To give you an idea many stars were captured in this image, this is a cropped closeup of the center of the image with the central tree at the bottom and Vega at the top.
I used a 15mm super wide angle lens that would capture everything from the horizon to the stars directly overhead. This lens has a 180Â° diagonal angle of view. Such a wide angle bends things at the edges of the frame so the horizon is bowed and the Big Dipper looks a bit wonky.

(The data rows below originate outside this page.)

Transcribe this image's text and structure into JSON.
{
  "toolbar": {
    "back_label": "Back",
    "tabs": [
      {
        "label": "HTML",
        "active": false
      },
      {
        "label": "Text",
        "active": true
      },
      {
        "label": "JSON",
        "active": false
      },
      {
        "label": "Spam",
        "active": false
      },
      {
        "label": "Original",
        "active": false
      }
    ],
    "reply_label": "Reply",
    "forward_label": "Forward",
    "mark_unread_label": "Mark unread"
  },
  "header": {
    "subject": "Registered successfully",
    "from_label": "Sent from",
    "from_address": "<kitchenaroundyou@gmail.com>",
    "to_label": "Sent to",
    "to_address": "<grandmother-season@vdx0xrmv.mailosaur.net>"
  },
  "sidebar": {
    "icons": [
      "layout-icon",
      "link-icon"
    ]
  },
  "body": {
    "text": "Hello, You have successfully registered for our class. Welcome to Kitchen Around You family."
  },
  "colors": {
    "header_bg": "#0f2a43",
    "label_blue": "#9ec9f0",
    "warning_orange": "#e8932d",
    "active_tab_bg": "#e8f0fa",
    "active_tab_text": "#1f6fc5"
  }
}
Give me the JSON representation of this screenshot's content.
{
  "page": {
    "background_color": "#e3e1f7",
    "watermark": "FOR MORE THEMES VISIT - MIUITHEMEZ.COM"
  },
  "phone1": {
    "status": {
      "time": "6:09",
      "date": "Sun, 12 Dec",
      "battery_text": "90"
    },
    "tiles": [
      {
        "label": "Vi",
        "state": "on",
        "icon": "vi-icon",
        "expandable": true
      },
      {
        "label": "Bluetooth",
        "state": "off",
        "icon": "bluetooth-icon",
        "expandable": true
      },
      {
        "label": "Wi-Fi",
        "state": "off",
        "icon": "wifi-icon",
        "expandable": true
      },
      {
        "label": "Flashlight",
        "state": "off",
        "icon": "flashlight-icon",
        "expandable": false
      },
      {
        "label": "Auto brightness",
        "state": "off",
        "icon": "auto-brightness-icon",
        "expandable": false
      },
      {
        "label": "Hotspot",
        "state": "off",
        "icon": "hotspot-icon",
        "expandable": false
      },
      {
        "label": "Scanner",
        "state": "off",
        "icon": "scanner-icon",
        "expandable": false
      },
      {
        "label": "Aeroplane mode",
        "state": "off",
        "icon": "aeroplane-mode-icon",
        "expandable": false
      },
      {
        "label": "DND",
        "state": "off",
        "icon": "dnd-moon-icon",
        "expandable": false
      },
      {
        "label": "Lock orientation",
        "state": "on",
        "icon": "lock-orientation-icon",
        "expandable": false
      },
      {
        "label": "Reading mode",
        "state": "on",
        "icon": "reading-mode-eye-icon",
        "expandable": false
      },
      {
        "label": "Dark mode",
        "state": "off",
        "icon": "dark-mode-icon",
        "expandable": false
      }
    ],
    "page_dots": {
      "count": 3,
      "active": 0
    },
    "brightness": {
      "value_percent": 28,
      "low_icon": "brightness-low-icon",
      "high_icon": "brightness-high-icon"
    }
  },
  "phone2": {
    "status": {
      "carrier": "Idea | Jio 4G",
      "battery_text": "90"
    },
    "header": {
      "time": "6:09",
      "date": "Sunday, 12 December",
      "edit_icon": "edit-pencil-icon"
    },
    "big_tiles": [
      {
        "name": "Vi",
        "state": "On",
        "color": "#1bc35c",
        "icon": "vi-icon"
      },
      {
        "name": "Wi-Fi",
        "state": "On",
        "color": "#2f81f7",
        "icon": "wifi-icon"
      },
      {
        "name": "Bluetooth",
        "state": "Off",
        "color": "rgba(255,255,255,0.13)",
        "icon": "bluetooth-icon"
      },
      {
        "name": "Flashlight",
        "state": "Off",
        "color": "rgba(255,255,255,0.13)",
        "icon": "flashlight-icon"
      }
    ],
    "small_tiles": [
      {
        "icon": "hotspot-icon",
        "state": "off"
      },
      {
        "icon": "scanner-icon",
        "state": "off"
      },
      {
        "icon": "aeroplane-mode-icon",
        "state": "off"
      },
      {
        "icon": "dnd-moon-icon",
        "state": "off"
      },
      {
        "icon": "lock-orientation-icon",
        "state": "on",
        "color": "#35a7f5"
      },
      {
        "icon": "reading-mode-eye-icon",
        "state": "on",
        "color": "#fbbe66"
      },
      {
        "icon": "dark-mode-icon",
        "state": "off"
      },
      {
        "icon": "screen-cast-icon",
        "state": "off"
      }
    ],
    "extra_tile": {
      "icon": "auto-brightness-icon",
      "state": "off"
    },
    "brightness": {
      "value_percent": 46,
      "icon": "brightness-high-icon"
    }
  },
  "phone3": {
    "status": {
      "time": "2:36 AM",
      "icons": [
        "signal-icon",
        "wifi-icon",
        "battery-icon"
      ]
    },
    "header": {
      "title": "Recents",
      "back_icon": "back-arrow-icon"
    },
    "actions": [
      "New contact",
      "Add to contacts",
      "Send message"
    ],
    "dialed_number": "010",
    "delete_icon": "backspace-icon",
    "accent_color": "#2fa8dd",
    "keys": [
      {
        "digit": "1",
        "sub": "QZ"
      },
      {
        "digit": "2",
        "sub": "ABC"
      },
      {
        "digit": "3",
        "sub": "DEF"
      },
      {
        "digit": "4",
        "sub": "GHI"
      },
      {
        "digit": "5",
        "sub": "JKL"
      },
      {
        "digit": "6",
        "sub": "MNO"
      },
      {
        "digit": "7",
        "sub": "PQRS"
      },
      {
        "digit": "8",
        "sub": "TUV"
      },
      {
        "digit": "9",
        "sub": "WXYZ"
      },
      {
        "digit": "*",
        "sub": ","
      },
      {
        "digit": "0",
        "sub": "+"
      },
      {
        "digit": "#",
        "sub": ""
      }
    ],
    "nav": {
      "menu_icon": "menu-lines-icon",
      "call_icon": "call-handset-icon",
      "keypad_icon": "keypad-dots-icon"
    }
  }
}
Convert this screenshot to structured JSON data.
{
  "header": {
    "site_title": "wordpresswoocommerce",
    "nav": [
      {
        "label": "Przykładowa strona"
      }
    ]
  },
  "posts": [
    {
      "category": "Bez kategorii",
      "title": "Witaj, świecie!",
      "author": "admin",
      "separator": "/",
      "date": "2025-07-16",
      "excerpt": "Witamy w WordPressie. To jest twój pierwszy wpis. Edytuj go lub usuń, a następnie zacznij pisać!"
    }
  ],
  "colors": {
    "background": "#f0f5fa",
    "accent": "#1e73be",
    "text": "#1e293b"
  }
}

The camera clock says the photo was taken at 1:28:59 AM CDT. But the satellite data embedded in the photo says 6:30:14 AM UTC, so my camera clock was off by 1 minute and 15 seconds. Despite this Google Earth Pro map, I was actually on the north side of the road. Consumer satellite data can be 30 or so feet off. Military and commercial satellite data is much more accurate. A surveyor told me the commercial satellite data he pays for is accurate to 2 cm.
A few Lyrid meteor stragglers should be visible for the next 3 or 4 nights, so it is not too late to go out and look for them.
Photo Data: Canon 5D Mark III, Canon EF 15mm lens, f/4.0, 30 seconds, ISO 3200.